En 2018, il a déclaré : soit je serai le Premier ministre de l'Arménie, soit l'Arménie n'aura pas de Premier ministre. Bien qu'il n'ait mentionné aucun argument pour expliquer pourquoi il prédit la guerre, il a seulement déclaré que les forces d'opposition "surgissent des positions de révision de la paix, ce qui signifie une guerre inévitable", on peut penser qu'il était d'accord avec Aliyev.
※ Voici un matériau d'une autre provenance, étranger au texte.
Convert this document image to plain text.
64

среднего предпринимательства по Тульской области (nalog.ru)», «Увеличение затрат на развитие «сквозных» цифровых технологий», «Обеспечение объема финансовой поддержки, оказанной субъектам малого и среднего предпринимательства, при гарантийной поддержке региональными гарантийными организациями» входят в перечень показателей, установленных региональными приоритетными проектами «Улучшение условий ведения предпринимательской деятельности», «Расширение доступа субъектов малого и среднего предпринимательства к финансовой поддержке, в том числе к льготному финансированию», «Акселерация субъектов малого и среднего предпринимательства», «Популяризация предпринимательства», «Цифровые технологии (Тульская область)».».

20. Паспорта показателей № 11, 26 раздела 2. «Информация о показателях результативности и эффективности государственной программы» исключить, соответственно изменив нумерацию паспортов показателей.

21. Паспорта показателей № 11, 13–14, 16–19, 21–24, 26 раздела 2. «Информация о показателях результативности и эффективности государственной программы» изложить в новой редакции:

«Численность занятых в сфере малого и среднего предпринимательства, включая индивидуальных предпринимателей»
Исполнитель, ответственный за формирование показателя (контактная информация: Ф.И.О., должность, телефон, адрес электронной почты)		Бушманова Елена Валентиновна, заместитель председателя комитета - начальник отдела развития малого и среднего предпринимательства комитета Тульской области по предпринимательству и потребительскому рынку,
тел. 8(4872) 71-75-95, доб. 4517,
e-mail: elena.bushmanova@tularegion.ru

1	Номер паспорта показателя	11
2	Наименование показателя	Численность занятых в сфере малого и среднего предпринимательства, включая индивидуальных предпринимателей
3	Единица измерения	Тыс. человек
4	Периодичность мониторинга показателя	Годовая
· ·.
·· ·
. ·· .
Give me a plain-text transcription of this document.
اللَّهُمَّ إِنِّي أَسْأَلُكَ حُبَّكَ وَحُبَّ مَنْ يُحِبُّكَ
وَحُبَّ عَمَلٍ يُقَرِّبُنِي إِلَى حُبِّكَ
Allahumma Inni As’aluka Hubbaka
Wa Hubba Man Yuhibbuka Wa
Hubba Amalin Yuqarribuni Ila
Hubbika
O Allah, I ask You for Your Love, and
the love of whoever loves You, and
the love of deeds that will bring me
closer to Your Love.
Il s’avère que d’une part, d’autres sont accusés de mener une guerre hybride 24 heures sur 24 et qu’ils auraient diffusé de fausses nouvelles sans données factuelles afin de semer la panique parmi la population, d’autre part, ils sont eux-mêmes devenus les initiateurs de la guerre hybride. Les responsables du bloc de pouvoir arrivés hier à l'Assemblée nationale essayaient de retirer du trou la pierre lancée par Pashinyan pour éditer ce qu'il avait dit.
Le ministre de l'Intérieur, Arpine Sargsyan, a déclaré en clair qu'il n'existe aucune donnée factuelle indiquant qu'une force politique en Arménie serait témoin de préparatifs de guerre. En d'autres termes, Pashinyan ment.
"Le Premier ministre se réfère de manière factuelle au discours qui existe actuellement dans le domaine politique et donne une réponse politique en tant que chef du pays. Si des questions se posent concernant des éléments d'autres crimes, bien sûr, le ministère de l'Intérieur fera une déclaration... le système d'application de la loi donnera une évaluation juridique dans le cas d'éléments spécifiques du crime", a-t-il déclaré.
Kristine Grigoryan, chef du Service de renseignement étranger, n'a pas répondu à la question de savoir quel type de guerre Pashinyan prédit à l'automne, ni s'il existe un tel danger. "Les propos du Premier ministre ne doivent pas être dénaturés."
Le ministre de la Défense Suren Papikyan a essayé de ne pas nier Pashinyan. "Il est clair que les déclarations de la majeure partie de l'opposition portent sur le fait qu'elle a des revendications territoriales de la part des pays voisins, ce qui implique une guerre directe, c'est-à-dire qu'il n'est pas nécessaire de dire quoi que ce soit de nouveau ici."
Qui a revendiqué des territoires contre les pays voisins ?
"Mais si le président du département du KP, le Premier ministre de la RA, dit : je dirige un mouvement qui ne poursuivra pas le mouvement du Karabakh, et presque tout le monde dit que le mouvement doit continuer, ce ne sont pas des évaluations politiques, les évaluations politiques doivent être responsables... Il est évident que leur attitude militante mènera à la guerre, je ne dis rien de nouveau."
La députée Kristine Vardanyan rapporte que Pashinyan est le premier dirigeant à faire chanter le public arménien par la guerre. "Chers citoyens, réfléchissez par vous-mêmes : existe-t-il en Arménie une telle force politique qui se bat pour accéder au pouvoir et qui souhaiterait une guerre pendant son règne..."
Pashinyan dit que non seulement il y aura une guerre, mais qu'il n'y aura pas de TRIP, que l'UE quittera l'Arménie. En fait, ces structures ne travaillent pas avec l'État, mais avec une force politique spécifique, a ironisé Vardanyan. "Et le soleil se lèvera-t-il à l'est et se couchera-t-il à l'ouest ?"
Sevan brillera-t-il ou va-t-il sécher ? Les enfants riront-ils un jour après Pashinyan, ou les rires cesseront-ils ?
Je comprends que la vie du Parti communiste se termine avec Pashinyan, mais la vie du peuple arménien n'a ni commencé ni ne se termine avec Pashinyan.